Mr. Powell also said the Fed must be prepared to respond "decisively and with appropriate force" if faced with new threats to economic and financial stability, and therefore must retain its flexibility to adjust its policies.
Republicans on Capitol Hill have pursued legislation in recent years to limit the Fed's discretion in setting policy and enhance congressional oversight of the central bank, in part by requiring audits of its monetary policy decisions and the use of mathematical formulas to guide policy-making. Mr. Powell didn't mention those efforts explicitly, but he has opposed them in the past, along with other Fed officials.
Mr. Powell also said the Fed would continue to consider appropriate ways to ease regulatory burdens on financial firms while preserving core regulatory changes implemented in the wake of the financial crisis, including requiring banks to maintain higher capital and liquidity levels, undergo annual stress tests and submit "living will" plans explaining how they would fail without needing taxpayer assistance.
"In doing so, we must be clear and transparent about the principles that are driving our decisions and about the expectations we have for the institutions we regulate," he added.
President Donald Trump said Mr. Powell had the "wisdom and leadership" to guide the economy through any potential turbulence when he said the Fed governor was his choice to succeed current Fed Chairwoman Janet Yellen. Mr. Trump's decision marked the first time in decades that a first-term president hasn't offered a second term to the incumbent Fed leader.
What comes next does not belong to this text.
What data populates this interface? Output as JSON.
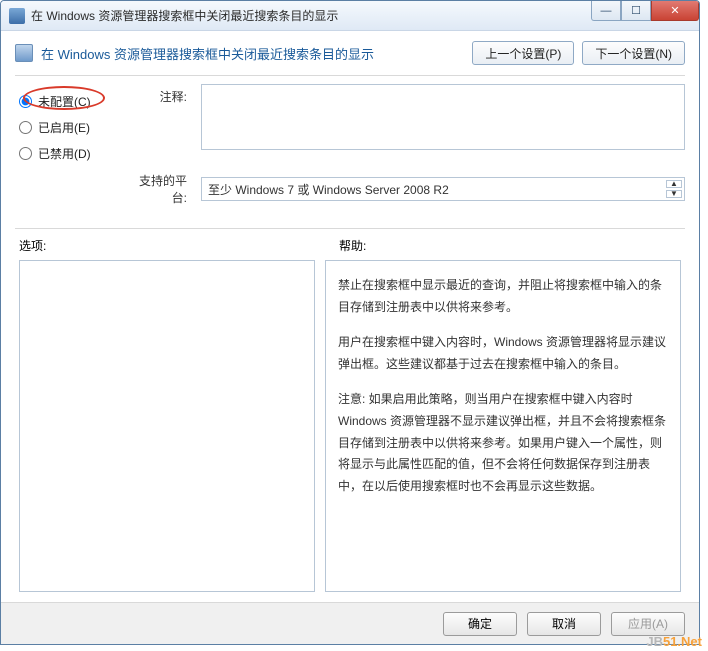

Mr. Powell, who has served on the Fed board since 2012, is expected to see a relatively smooth path to confirmation. The Senate approved his nomination to the Fed board in 2012 and 2014 with broad bipartisan support, and no senator has signaled plans to vote against him for chairman.
If confirmed, Mr. Powell would take the helm of the central bank when Ms. Yellen's term as chairwoman ends Feb. 3. Ms. Yellen said last week she intends to resign from the Fed board -- she also is serving a term as governor that expires in 2024 -- once a new Fed leader is sworn in.